Now is the time to stop thinking 'What would I like for dinner tonight?' and start thinking 'What would the garden like to offer me for dinner tonight?' It's a big switch to go from making shopping lists with certain menus in mind to walking into the garden at dinner preparation time every day and developing a menu from what is there. But it's a very enjoyable switch once one gets the hang of it. It's so much more satisfying to stroll through a garden running through a repertoire of dishes in one's mind than to trudge along the supermarket aisles not seeing anything really fresh and tasty.

It's also easy to do if you follow these three shortcuts to cooking from the garden. You need recipes to deal with the three main categories of choices you have to make when it comes to selecting what to cook and how to cook it. I call these choices 'A little bit of everything', 'Too much of a good thing' and 'With frills on'.

A little bit of everything dishes are the ones you make when no one vegetable is producing well enough to be the main ingredient in a dish - or you just feel like having a diverse dish. Stirfries and salads are classic dishes in this category, as are mixed vegetable pies, flans and frittatas. There are no hard and fast ingredient lists, and you can mix and match whatever you have that goes well together.
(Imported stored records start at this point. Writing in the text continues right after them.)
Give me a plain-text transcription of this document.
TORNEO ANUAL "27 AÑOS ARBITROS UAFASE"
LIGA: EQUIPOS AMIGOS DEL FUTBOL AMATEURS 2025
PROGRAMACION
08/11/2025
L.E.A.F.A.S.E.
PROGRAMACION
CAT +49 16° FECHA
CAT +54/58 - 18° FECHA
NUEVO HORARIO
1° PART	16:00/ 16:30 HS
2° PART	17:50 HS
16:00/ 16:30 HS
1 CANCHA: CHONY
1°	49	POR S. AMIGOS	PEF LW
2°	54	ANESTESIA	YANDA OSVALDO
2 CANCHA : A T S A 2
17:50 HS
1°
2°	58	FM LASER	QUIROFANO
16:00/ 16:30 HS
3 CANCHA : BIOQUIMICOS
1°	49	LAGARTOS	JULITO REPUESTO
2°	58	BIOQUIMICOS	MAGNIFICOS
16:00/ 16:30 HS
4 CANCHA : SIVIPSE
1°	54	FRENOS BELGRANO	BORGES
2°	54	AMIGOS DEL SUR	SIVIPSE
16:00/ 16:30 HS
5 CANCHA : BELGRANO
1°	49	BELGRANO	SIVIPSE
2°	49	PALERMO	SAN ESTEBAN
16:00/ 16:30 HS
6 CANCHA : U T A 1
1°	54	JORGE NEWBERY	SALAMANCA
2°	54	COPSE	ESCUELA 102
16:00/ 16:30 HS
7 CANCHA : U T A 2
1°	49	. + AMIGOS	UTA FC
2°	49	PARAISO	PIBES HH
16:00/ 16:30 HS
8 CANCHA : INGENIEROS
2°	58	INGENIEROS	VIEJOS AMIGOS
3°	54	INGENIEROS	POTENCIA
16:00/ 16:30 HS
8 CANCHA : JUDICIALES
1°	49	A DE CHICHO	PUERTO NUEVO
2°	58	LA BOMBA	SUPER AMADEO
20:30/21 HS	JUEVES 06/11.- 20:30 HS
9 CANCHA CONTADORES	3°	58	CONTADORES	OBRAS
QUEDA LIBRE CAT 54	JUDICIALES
Too much of a good thing dishes are the ones you make when there is a surplus of one vegetable, or a vegetable you especially like, and you make it the main feature in a dish. Cauliflower cheese is a good example of such a dish. Likewise a salad based on just-cooked cauliflowerets, a couple of sliced spring onions, and heaps of finely chopped herbs (chives, parsley, dill) in a cider vinegar and light olive oil vinaigrette dressing (tip the warm cauliflower into the dressing and herbs in the salad bowl, mix well and let it marinate in the fridge until needed) is another one - and one that is better suited to summer. Fritters made of one key vegetable (e.g. zucchini, potato, eggplant) are also a good way to turn an 'over-performing' vegetable into a treat.

With frills on are the dishes you make that add some strong extra tastes to a side dish vegetable which might otherwise be a bit dull. Roasting sliced potatoes with fresh rosemary sprigs and sliced garlic is an example of this, as is roasting cauliflower sprigs with sage leaves and a handful of olives.

Good books to consult for inspiration for cooking from the garden are the Kiwi classics The Cook's Garden series, by Mary Browne, Helen Leach, and Nancy Tichbourne, and A Vegetable Cookbook by Digby Law. Also wonderful for stretching one's knowledge and skills is Cooking from the Garden, by the American master gardener Rosalind Creasy.


The A Little Bit of Everything dish here is the stirfry of cauli, broccoli, green beans, leek, zucchini and silverbeet, garnished with spring onion.
Too Much of a Good Thing is represented by the cucumber salad with cherry tomato garnish. (The dressing is a delicious mix of toasted sesame oil, white vinegar, sugar, soy sauce and Tabasco sauce, and the salad is chilled.)
With Frills On is the tofu dish, which is first fried with garlic, then briefly simmered in a sauce of coconut cream, tomato paste, chilli sauce and kaffir lime leaves. For serving the kaffir lime leaves are removed and lots of chopped basil (or coriander) is stirred through the dish.


1 comment:

  1. I think you have all the vegetables I want to put in my garden! Thanks for inspiring us to plant more and more!